Let us consider one-fifth of the pentagon. Let the center of the pentagon by $O$ , the side of the pentagon be $a$ , two adjacent vertices of the pentagon be $A$ and $B$ , and the other vertex of the non-shaded triangle be $P$ .

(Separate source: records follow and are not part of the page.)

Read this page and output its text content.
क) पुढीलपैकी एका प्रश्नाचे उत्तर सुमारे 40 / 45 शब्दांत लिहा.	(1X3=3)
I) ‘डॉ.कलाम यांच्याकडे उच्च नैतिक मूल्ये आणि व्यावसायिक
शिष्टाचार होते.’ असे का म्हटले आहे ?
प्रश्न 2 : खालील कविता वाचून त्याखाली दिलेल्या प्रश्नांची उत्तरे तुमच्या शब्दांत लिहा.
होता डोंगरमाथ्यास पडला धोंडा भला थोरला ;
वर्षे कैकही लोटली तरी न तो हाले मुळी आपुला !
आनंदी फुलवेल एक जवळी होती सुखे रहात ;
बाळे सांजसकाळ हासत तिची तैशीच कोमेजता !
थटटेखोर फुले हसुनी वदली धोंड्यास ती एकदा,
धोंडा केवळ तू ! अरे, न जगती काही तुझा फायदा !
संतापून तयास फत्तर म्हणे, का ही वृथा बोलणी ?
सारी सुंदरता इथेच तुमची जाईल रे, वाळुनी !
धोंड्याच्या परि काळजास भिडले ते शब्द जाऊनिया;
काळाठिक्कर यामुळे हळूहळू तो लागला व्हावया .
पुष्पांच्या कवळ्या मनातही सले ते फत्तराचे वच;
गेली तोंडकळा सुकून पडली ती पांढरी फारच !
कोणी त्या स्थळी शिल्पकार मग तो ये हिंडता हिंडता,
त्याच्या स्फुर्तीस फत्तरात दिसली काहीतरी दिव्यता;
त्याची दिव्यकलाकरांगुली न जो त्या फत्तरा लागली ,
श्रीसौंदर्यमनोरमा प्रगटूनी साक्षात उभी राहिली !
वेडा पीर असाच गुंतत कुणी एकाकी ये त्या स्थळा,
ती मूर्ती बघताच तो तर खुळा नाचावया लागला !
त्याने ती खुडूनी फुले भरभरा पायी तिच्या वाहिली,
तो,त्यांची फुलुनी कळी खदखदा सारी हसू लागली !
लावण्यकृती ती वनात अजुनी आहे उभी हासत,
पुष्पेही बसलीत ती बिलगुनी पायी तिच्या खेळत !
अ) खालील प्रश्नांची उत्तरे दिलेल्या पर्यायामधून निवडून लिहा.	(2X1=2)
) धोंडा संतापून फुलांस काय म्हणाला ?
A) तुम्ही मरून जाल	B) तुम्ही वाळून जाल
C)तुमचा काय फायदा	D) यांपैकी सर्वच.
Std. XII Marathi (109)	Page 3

We note that $\angle OAB = 54^\circ$ and $\angle PAB = 36^\circ$ . And the area of $\triangle OAB = \frac {1}{5}$ of the area of pentagon is given by:

$\quad A_{OAB} = \frac {1}{2} a (\frac {1}{2} a \tan {54^\circ})$

Similarly, he area of $\triangle PAB = \frac {1}{5}$ of total non-shaded area is:

$\quad A_{PAB} = \frac {1}{2} a (\frac {1}{2} a \tan {36^\circ})$

Therefore, the portion of non-shaded area is:

$\quad \dfrac {A_{OAB}}{A_{PAB}} = \dfrac {\tan {36^\circ}}{\tan {54^\circ}}$

The portion the star occupies:

$\quad 1- \dfrac {A_{OAB}}{A_{PAB}} = 1 - \dfrac {\tan {36^\circ}}{\tan {54^\circ}} = 1 - \dfrac {0.726542528}{1.37638192}$

$\quad \quad \quad \quad \quad \quad = 0.472135955 \approx \boxed {47.2} \%$

| $\text{AB is the side of the pentagon. M its midpoint. O the center}\\\text{and AO=r.}\\right~\angle d ~\Delta~AMO =\dfrac 1 {10} ~of~the~ Polygon.\\\Delta~AMC=\dfrac 1 {10}~ of~ unshaded ~area.\\\text{The angles in the sketch are from pentagon properties.}\\\text{Sides are from trigonometry.}\\Area~\Delta ~AMC= \dfrac 1 2 *rCos54^o*(rCos54^o * Tan36^o) \\Area~\Delta ~AMO=\dfrac 1 2 *rCos54^o*rSin(18^o+36^o).\\ Fraction~~of~star~=1- \dfrac{ Area~\Delta ~AMC}{Area~\Delta ~AMO}\\=\dfrac{\dfrac 1 2 *rCos54^o*r\color{#D61F06}{(Cos54^o*Tan36^o)} }{\dfrac 1 2 *rCos54^o*r\color{#D61F06}{Sin54^o} } \\=1-\dfrac{Tan36^o}{Cot54^o }=1-(Tan36^o)^2\\\%= \Huge 47.2$

Am I suppose to use the calculator??